Thanks to all who tried to help. I'll give you each an upvote for your trouble.
I believe the table columns are specified differently. Try these variants:
timestamp
timestamp(0) no millis
timestamptz with timezone
timestamptz(0) with timezone, no millis
With which client are you running the select statements? Formatting the output is the application's responsibility, so without knowing which application you use to display the data, it's hard to tell.
Assuming you are using psql, you can change the date format using the SET command:
http://www.postgresql.org/docs/current/static/sql-set.html
Which is essentially a way to change the configuration parameters. The ones that are responsible for formatting data are documented here:
http://www.postgresql.org/docs/current/static/runtime-config-client.html#RUNTIME-CONFIG-CLIENT-FORMAT
Daniel tells me to post my findings as an answer and accept it to close the question. Okay.
I found that the date format I was seeing that did not include a time zone was not what was coming directly from Postgres, but that there were a couple of function calls that I was missing that converted the incoming date to a java.util.Timestamp, and then from the java.util.Timestamp to a String. It was in this conversion from the Timestamp to the String that the time zone was defaulting to EST.

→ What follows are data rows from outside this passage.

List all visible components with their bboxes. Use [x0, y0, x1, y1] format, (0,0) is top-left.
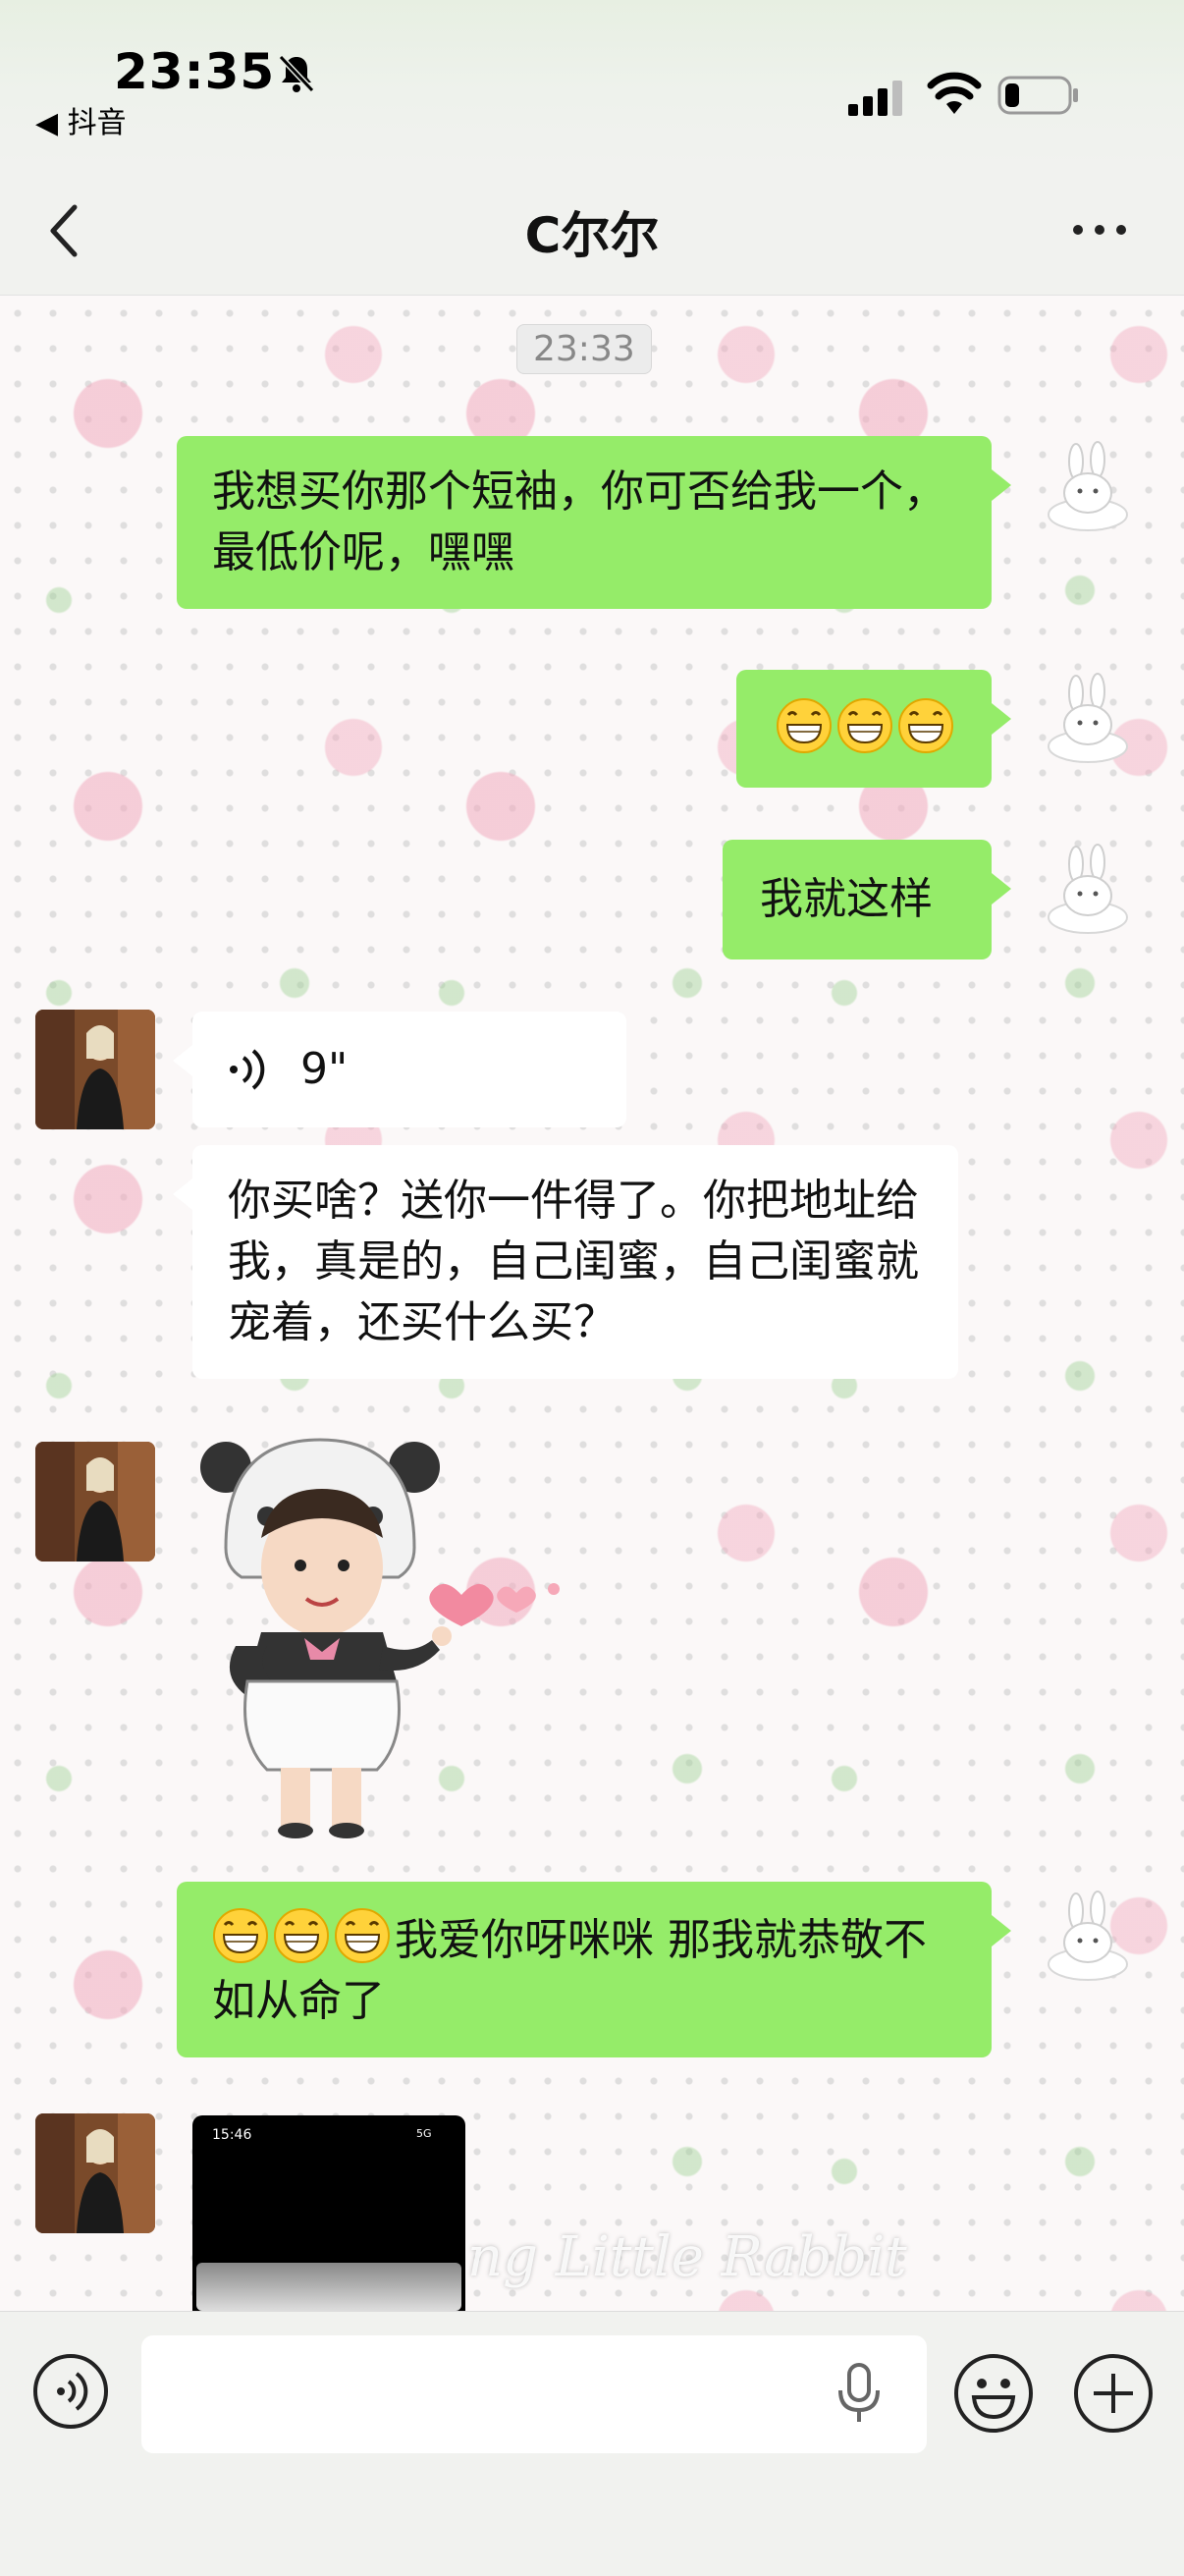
message-bubble-outgoing[interactable]: 我爱你呀咪咪 那我就恭敬不如从命了 [177, 1882, 1011, 2057]
add-attachment-icon[interactable] [1072, 2352, 1155, 2435]
contact-avatar-photo [35, 1442, 155, 1562]
image-content [196, 2263, 461, 2311]
message-bubble-incoming[interactable]: 你买啥？送你一件得了。你把地址给我，真是的，自己闺蜜，自己闺蜜就宠着，还买什么买… [173, 1145, 958, 1379]
heart-icon [497, 1586, 536, 1613]
self-avatar-bunny-icon[interactable] [1039, 1890, 1137, 1988]
image-message[interactable]: 15:46 5G [192, 2115, 465, 2311]
contact-avatar[interactable] [35, 1442, 155, 1562]
grinning-face-emoji-icon [335, 1908, 390, 1963]
status-time: 23:35 [114, 43, 276, 100]
self-avatar-bunny-icon[interactable] [1039, 672, 1137, 770]
wallpaper-watermark: ng Little Rabbit [467, 2225, 907, 2289]
message-text: 我就这样 [760, 874, 933, 924]
contact-avatar[interactable] [35, 2113, 155, 2233]
heart-icon [429, 1583, 494, 1626]
back-to-app-link[interactable]: ◀ 抖音 [35, 98, 127, 141]
more-options-icon[interactable] [1070, 218, 1129, 242]
voice-input-icon[interactable] [31, 2352, 110, 2431]
message-text: 我想买你那个短袖，你可否给我一个，最低价呢，嘿嘿 [212, 466, 946, 577]
message-bubble-outgoing[interactable] [736, 670, 1011, 788]
message-input[interactable] [141, 2335, 927, 2453]
grinning-face-emoji-icon [837, 698, 892, 753]
contact-avatar-photo [35, 2113, 155, 2233]
grinning-face-emoji-icon [898, 698, 953, 753]
cellular-signal-icon [848, 81, 902, 116]
panda-girl-heart-sticker[interactable] [196, 1430, 569, 1842]
message-text: 你买啥？送你一件得了。你把地址给我，真是的，自己闺蜜，自己闺蜜就宠着，还买什么买… [228, 1176, 919, 1347]
voice-duration: 9" [300, 1044, 349, 1094]
message-timestamp: 23:33 [516, 324, 652, 374]
image-status-net: 5G [416, 2127, 432, 2140]
contact-avatar[interactable] [35, 1010, 155, 1129]
emoji-picker-icon[interactable] [952, 2352, 1035, 2435]
message-bubble-outgoing[interactable]: 我就这样 [723, 840, 1011, 959]
wifi-icon [927, 72, 982, 114]
grinning-face-emoji-icon [274, 1908, 329, 1963]
voice-wave-icon [230, 1049, 265, 1090]
grinning-face-emoji-icon [777, 698, 832, 753]
battery-icon [997, 76, 1078, 115]
microphone-icon[interactable] [833, 2361, 886, 2426]
grinning-face-emoji-icon [213, 1908, 268, 1963]
self-avatar-bunny-icon[interactable] [1039, 440, 1137, 538]
bell-muted-icon [278, 54, 315, 93]
chat-title: C尔尔 [524, 207, 660, 264]
message-bubble-outgoing[interactable]: 我想买你那个短袖，你可否给我一个，最低价呢，嘿嘿 [177, 436, 1011, 609]
voice-message-bubble[interactable]: 9" [173, 1012, 626, 1127]
contact-avatar-photo [35, 1010, 155, 1129]
image-status-time: 15:46 [212, 2127, 252, 2143]
self-avatar-bunny-icon[interactable] [1039, 843, 1137, 941]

In my own humble defense, my mistake was not as dumb as it may sound. :-0 We had the execution of the query in a subclass that read the results into a List, which we do to allow modification of the query results before output. (In this case we are adding a coule of columns that are derived from the stored columns.) Then we have a set of functions that resemble the JDBC functions to pull the data out of the List, so a calling program can easily switch from processing a query directly to processing the List. When I was wrestling with the date format problem, it just didn't register on me that I wasn't looking at "real JDBC", but at "simulated JDBC" calls.